His name was Michel Barkin, a French gangster and one of the Bashkim family’s major partners who was responsible for most of the drug- and people-trafficking supply lines used by the family across the length and breadth of Europe. He was a man trusted with huge amounts of money and drugs valued in the millions. His own private yacht almost, but not quite, rivalled Viktor’s.
His relationship with Viktor could be traced back many years and together they had built up efficient and flexible routes across the Continent. Unknown to Viktor, however, Barkin had also been putting his own systems into place alongside the joint enterprise and had been slowly, carefully channelling funds, drugs and people into them, progressively skimming Viktor’s pot to the tune of about eight million per year.

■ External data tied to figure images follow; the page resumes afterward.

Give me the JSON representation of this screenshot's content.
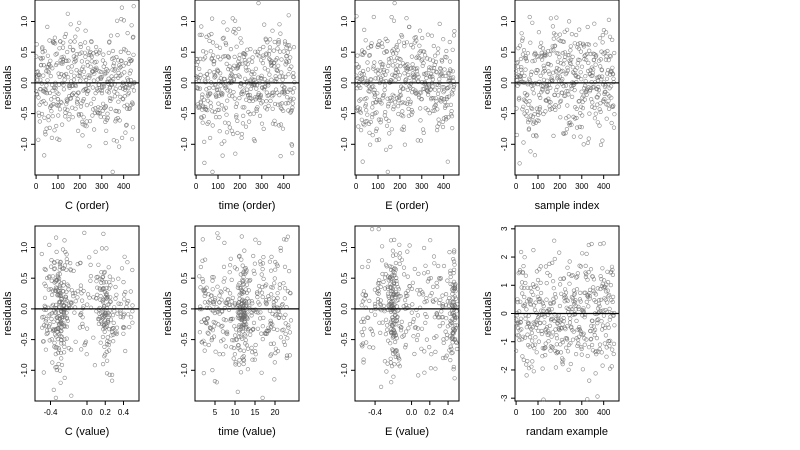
{
  "chart_data": [
    {
      "type": "scatter",
      "xlabel": "C (order)",
      "ylabel": "residuals",
      "xlim": [
        -5,
        470
      ],
      "ylim": [
        -1.5,
        1.35
      ],
      "xticks": [
        0,
        100,
        200,
        300,
        400
      ],
      "xtick_labels": [
        "0",
        "100",
        "200",
        "300",
        "400"
      ],
      "yticks": [
        -1.0,
        -0.5,
        0.0,
        0.5,
        1.0
      ],
      "ytick_labels": [
        "-1.0",
        "-0.5",
        "0.0",
        "0.5",
        "1.0"
      ],
      "reference_line_y": 0,
      "point_count": 450,
      "points_shape": "uniform index, roughly normal residuals, sd ~0.45",
      "grid": false
    },
    {
      "type": "scatter",
      "xlabel": "time (order)",
      "ylabel": "residuals",
      "xlim": [
        -5,
        470
      ],
      "ylim": [
        -1.5,
        1.35
      ],
      "xticks": [
        0,
        100,
        200,
        300,
        400
      ],
      "xtick_labels": [
        "0",
        "100",
        "200",
        "300",
        "400"
      ],
      "yticks": [
        -1.0,
        -0.5,
        0.0,
        0.5,
        1.0
      ],
      "ytick_labels": [
        "-1.0",
        "-0.5",
        "0.0",
        "0.5",
        "1.0"
      ],
      "reference_line_y": 0,
      "point_count": 450,
      "grid": false
    },
    {
      "type": "scatter",
      "xlabel": "E (order)",
      "ylabel": "residuals",
      "xlim": [
        -5,
        470
      ],
      "ylim": [
        -1.5,
        1.35
      ],
      "xticks": [
        0,
        100,
        200,
        300,
        400
      ],
      "xtick_labels": [
        "0",
        "100",
        "200",
        "300",
        "400"
      ],
      "yticks": [
        -1.0,
        -0.5,
        0.0,
        0.5,
        1.0
      ],
      "ytick_labels": [
        "-1.0",
        "-0.5",
        "0.0",
        "0.5",
        "1.0"
      ],
      "reference_line_y": 0,
      "point_count": 450,
      "grid": false
    },
    {
      "type": "scatter",
      "xlabel": "sample index",
      "ylabel": "residuals",
      "xlim": [
        -5,
        470
      ],
      "ylim": [
        -1.5,
        1.35
      ],
      "xticks": [
        0,
        100,
        200,
        300,
        400
      ],
      "xtick_labels": [
        "0",
        "100",
        "200",
        "300",
        "400"
      ],
      "yticks": [
        -1.0,
        -0.5,
        0.0,
        0.5,
        1.0
      ],
      "ytick_labels": [
        "-1.0",
        "-0.5",
        "0.0",
        "0.5",
        "1.0"
      ],
      "reference_line_y": 0,
      "point_count": 450,
      "grid": false
    },
    {
      "type": "scatter",
      "xlabel": "C (value)",
      "ylabel": "residuals",
      "xlim": [
        -0.57,
        0.57
      ],
      "ylim": [
        -1.5,
        1.35
      ],
      "xticks": [
        -0.4,
        0.0,
        0.2,
        0.4
      ],
      "xtick_labels": [
        "-0.4",
        "0.0",
        "0.2",
        "0.4"
      ],
      "yticks": [
        -1.0,
        -0.5,
        0.0,
        0.5,
        1.0
      ],
      "ytick_labels": [
        "-1.0",
        "-0.5",
        "0.0",
        "0.5",
        "1.0"
      ],
      "reference_line_y": 0,
      "point_count": 450,
      "x_distribution": "clustered near -0.3 and 0.2 with scatter across [-0.5, 0.5]",
      "grid": false
    },
    {
      "type": "scatter",
      "xlabel": "time (value)",
      "ylabel": "residuals",
      "xlim": [
        0,
        26
      ],
      "ylim": [
        -1.5,
        1.35
      ],
      "xticks": [
        5,
        10,
        15,
        20
      ],
      "xtick_labels": [
        "5",
        "10",
        "15",
        "20"
      ],
      "yticks": [
        -1.0,
        -0.5,
        0.0,
        0.5,
        1.0
      ],
      "ytick_labels": [
        "-1.0",
        "-0.5",
        "0.0",
        "0.5",
        "1.0"
      ],
      "reference_line_y": 0,
      "point_count": 450,
      "x_distribution": "roughly uniform 1-24 with concentration near 12",
      "grid": false
    },
    {
      "type": "scatter",
      "xlabel": "E (value)",
      "ylabel": "residuals",
      "xlim": [
        -0.62,
        0.52
      ],
      "ylim": [
        -1.5,
        1.35
      ],
      "xticks": [
        -0.4,
        0.0,
        0.2,
        0.4
      ],
      "xtick_labels": [
        "-0.4",
        "0.0",
        "0.2",
        "0.4"
      ],
      "yticks": [
        -1.0,
        -0.5,
        0.0,
        0.5,
        1.0
      ],
      "ytick_labels": [
        "-1.0",
        "-0.5",
        "0.0",
        "0.5",
        "1.0"
      ],
      "reference_line_y": 0,
      "point_count": 450,
      "x_distribution": "concentrated near -0.2 and 0.45",
      "grid": false
    },
    {
      "type": "scatter",
      "xlabel": "randam example",
      "ylabel": "residuals",
      "xlim": [
        -5,
        470
      ],
      "ylim": [
        -3.1,
        3.1
      ],
      "xticks": [
        0,
        100,
        200,
        300,
        400
      ],
      "xtick_labels": [
        "0",
        "100",
        "200",
        "300",
        "400"
      ],
      "yticks": [
        -3,
        -2,
        -1,
        0,
        1,
        2,
        3
      ],
      "ytick_labels": [
        "-3",
        "-2",
        "-1",
        "0",
        "1",
        "2",
        "3"
      ],
      "reference_line_y": 0,
      "point_count": 450,
      "points_shape": "uniform index, standard normal residuals",
      "grid": false
    }
  ],
  "colors": {
    "points": "#6b6b6b",
    "line": "#000000",
    "frame": "#000000",
    "background": "#ffffff"
  }
}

It was relatively small change for Viktor, who made a hundred times that each year. The older man – Viktor was twenty years Barkin’s senior – was philosophical about some losses. They were inevitable and, when identified, Viktor usually took some form of retribution from the offender: a hand chopped off or maybe a crippling bullet in a kneecap, occasionally two slugs in the head. These punishments were mainly for piddling amounts but substantial skimming on an industrial scale, such as Barkin’s, had to be dealt with by issuing a message that could not be misinterpreted by anyone thinking of doing the same.
Hence why Michel Barkin was hanging by his feet from a hook on the on-deck crane, his ankles tethered, his wrists bound behind his back, the crown of his head swaying gently, just inches above the polythene sheet laid out to protect the deck.
He was also naked, having been stripped by Niko, who’d had to subdue him first, rendering him unconscious by smashing his nose flat against his face with a powerful punch as he had been unwilling to accompany Viktor’s one remaining grandson out on to the deck. He’d had a fairly good idea where this was going.
Blood dripped from his badly injured face, down across his eyes and forehead, pooling on the plastic sheet. He had given up struggling against the fastenings of duct tape.